Ces dames lui répondirent très poliment et se retirèrent tout étonnées des projets d’un si prompt retour. Mme Bennet pensait avec plaisir, que peut-être il comptait offrir ses vœux à l’une de ses plus jeunes filles, et Mary se fut aisément décidée à les agréer ; en effet, Mary admirait beaucoup ses talents, vantait la solidité de son esprit, et quoique assurément moins savant qu’elle, ne pouvait-il pas faire de rapides progrès, ayant pour l’encourager à l’étude un exemple tel que le sien ? Le lendemain vit s’évanouir tous ces beaux projets ; Mlle Lucas vint à Longbourn aussitôt après le déjeuner, et dans un entretien particulier avec Élisabeth raconta l’événement de la veille.

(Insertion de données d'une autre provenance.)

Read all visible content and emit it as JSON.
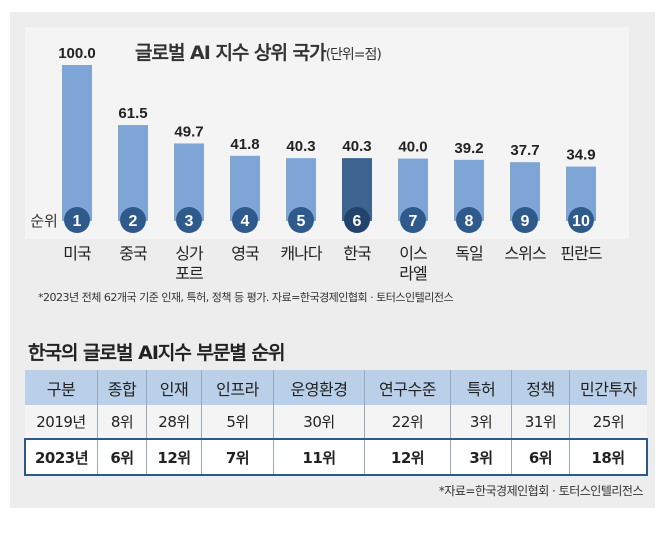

La pensée que M. Colins pourrait se croire amoureux de Charlotte, s’était ces deux derniers jours plus d’une fois présentée à Élisabeth, mais que Charlotte le pût encourager, lui semblait aussi impossible que de l’encourager elle-même, et sa surprise fut telle qu’elle ne put d’abord la cacher et elle s’écria :

« Promise à M. Colins ! ma chère Charlotte, cela est impossible ! »

L’air tranquille dont Mlle Lucas avait fait son récit, ne put tenir contre un reproche si direct, bien qu’elle ne se fût attendue à rien de moins ; mais aussitôt, se remettant, elle reprit avec assurance.

« Pourquoi cette surprise, chère Élisabeth ? Croyez-vous impossible que M. Colins se fasse estimer d’aucune femme, parce qu’il n’a pas eu le bonheur de réussir près de vous ? »

Mais Élisabeth revenant de son premier trouble fit un effort sur elle-même, et l’assura avec calme que l’espoir de l’avoir pour parente lui était fort agréable, et qu’elle lui souhaitait le bonheur le plus parfait.

« Je vois votre pensée, repartit Charlotte, vous devez être surprise et très surprise, en vous rappelant qu’il y a deux jours, c’était vous que M. Colins voulait épouser… Mais lorsque à votre aise vous y aurez réfléchi, ma conduite ne vous paraîtra pas si extraordinaire. Je ne suis point romanesque, vous le savez, je ne l’ai même jamais été : je n’ambitionne qu’un ménage aisé, un chez moi ; et considérant la bonne réputation de M. Colins, ses liaisons et son état, je crois que mes espérances de bonheur sont tout aussi fondées que celles de la plupart des gens qui se marient.

— Sans doute, répondit Élisabeth ; et après un silence embarrassant pour toutes deux, elles allèrent rejoindre le reste de la famille ; Charlotte ne demeura que peu d’instants, et Élisabeth eut alors le loisir de réfléchir à ce qu’elle venait d’apprendre. Que M. Colins dans l’espace de trois jours eût fait deux offres de mariage, cela lui paraissait, il est vrai, une chose bizarre, mais que ses offres fussent acceptées c’était ce qu’elle ne pouvait comprendre ; plus d’une fois elle s’était aperçue que les idées de Charlotte sur le mariage différaient des siennes, mais elle n’aurait jamais imaginé que dans l’occasion, Charlotte eût sacrifié son bonheur intérieur aux avantages de la fortune. Charlotte, la femme de M. Colins, était pour elle une pensée humiliante, et le chagrin de voir une amie se dégrader et perdre dans son estime, s’accroissait encore par l’affligeante conviction, qu’il était impossible que cette même amie pût trouver quelque bonheur dans le sort qu’elle avait choisi.